Re: [PATCH v1] s390/virtio_ccw: don't allocate/assign airqs for non-existing queues
From: Halil Pasic
Date: Fri Apr 04 2025 - 00:36:42 EST
On Thu, 3 Apr 2025 16:28:31 +0200
David Hildenbrand <david@xxxxxxxxxx> wrote:
> > Sorry I have to have a look at that discussion. Maybe it will answer
> > some my questions.
>
> Yes, I think so.
>
> >
> >> Let's fix it without affecting existing setups for now by properly
> >> ignoring the non-existing queues, so the indicator bits will match
> >> the queue indexes.
> >
> > Just one question. My understanding is that the crux is that Linux
> > and QEMU (or the driver and the device) disagree at which index
> > reporting_vq is actually sitting. Is that right?
>
> I thought I made it clear: this is only about the airq indicator bit.
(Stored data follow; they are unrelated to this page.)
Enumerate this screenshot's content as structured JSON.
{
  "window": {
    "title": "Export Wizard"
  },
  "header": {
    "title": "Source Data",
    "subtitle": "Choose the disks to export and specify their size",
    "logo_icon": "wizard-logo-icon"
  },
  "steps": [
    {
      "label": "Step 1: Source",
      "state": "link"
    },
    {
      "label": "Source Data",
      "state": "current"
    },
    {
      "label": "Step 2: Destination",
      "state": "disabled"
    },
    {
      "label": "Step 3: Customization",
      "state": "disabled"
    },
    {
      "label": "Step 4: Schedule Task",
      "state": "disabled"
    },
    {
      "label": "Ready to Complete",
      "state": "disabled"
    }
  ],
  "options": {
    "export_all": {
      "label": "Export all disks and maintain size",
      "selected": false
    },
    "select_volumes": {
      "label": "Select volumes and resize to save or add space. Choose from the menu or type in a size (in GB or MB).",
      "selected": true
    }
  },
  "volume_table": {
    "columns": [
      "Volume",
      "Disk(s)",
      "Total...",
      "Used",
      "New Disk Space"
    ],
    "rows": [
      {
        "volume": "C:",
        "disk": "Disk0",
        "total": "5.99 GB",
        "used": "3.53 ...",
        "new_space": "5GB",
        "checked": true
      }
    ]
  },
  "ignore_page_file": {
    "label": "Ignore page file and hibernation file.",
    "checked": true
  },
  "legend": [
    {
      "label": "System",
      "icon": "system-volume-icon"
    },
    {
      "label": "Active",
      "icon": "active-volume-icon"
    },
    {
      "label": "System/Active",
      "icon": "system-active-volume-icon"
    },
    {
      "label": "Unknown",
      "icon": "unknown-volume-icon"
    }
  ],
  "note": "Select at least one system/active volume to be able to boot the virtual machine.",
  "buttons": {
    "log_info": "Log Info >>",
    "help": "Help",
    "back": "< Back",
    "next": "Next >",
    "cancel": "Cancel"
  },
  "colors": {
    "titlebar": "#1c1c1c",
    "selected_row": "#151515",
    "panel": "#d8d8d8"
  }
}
> That's where both disagree.
>
> Not the actual queue index (see above).
I did some more research including having a look at that discussion. Let
me try to sum up how did we end up here.
Before commit a229989d975e ("virtio: don't allocate vqs when names[i] =
NULL") the kernel behavior used to be in spec, but QEMU and possibly
other hypervisor were out of spec and things did not work.
Possibly because of the complexity of fixing the hypervisor(s) commit
a229989d975e ("virtio: don't allocate vqs when names[i] = NULL") opted
for changing the guest side so that it does not fit the spec but fits
the hypervisor(s). It unfortunately also broke notifiers (for the with
holes) scenario for virtio-ccw only.
Now we had another look at this, and have concluded that fixing the
hypervisor(s) and fixing the kernel, and making sure that the fixed
kernel can tolerate the old broken hypervisor(s) is way to complicated
if possible at all. So we decided to give the spec a reality check and
fix the notifier bit assignment for virtio-ccw which is broken beyond
doubt if we accept that the correct virtqueue index is the one that the
hypervisor(s) use and not the one that the spec says they should use.
With the spec fixed, the whole notion of "holes" will be something that
does not make sense any more. With that the merit of the kernel interface
virtio_find_vqs() supporting "holes" is quite questionable. Now we need
it because the drivers within the Linux kernel still think of the queues
in terms of the current spec, i.e. they try to have the "holes" as
mandated by the spec, and the duty of making it work with the broken
device implementations falls to the transports.
Under the assumption that the spec is indeed going to be fixed:
Reviewed-by: Halil Pasic <pasic@xxxxxxxxxxxxx>
Regards,
Halil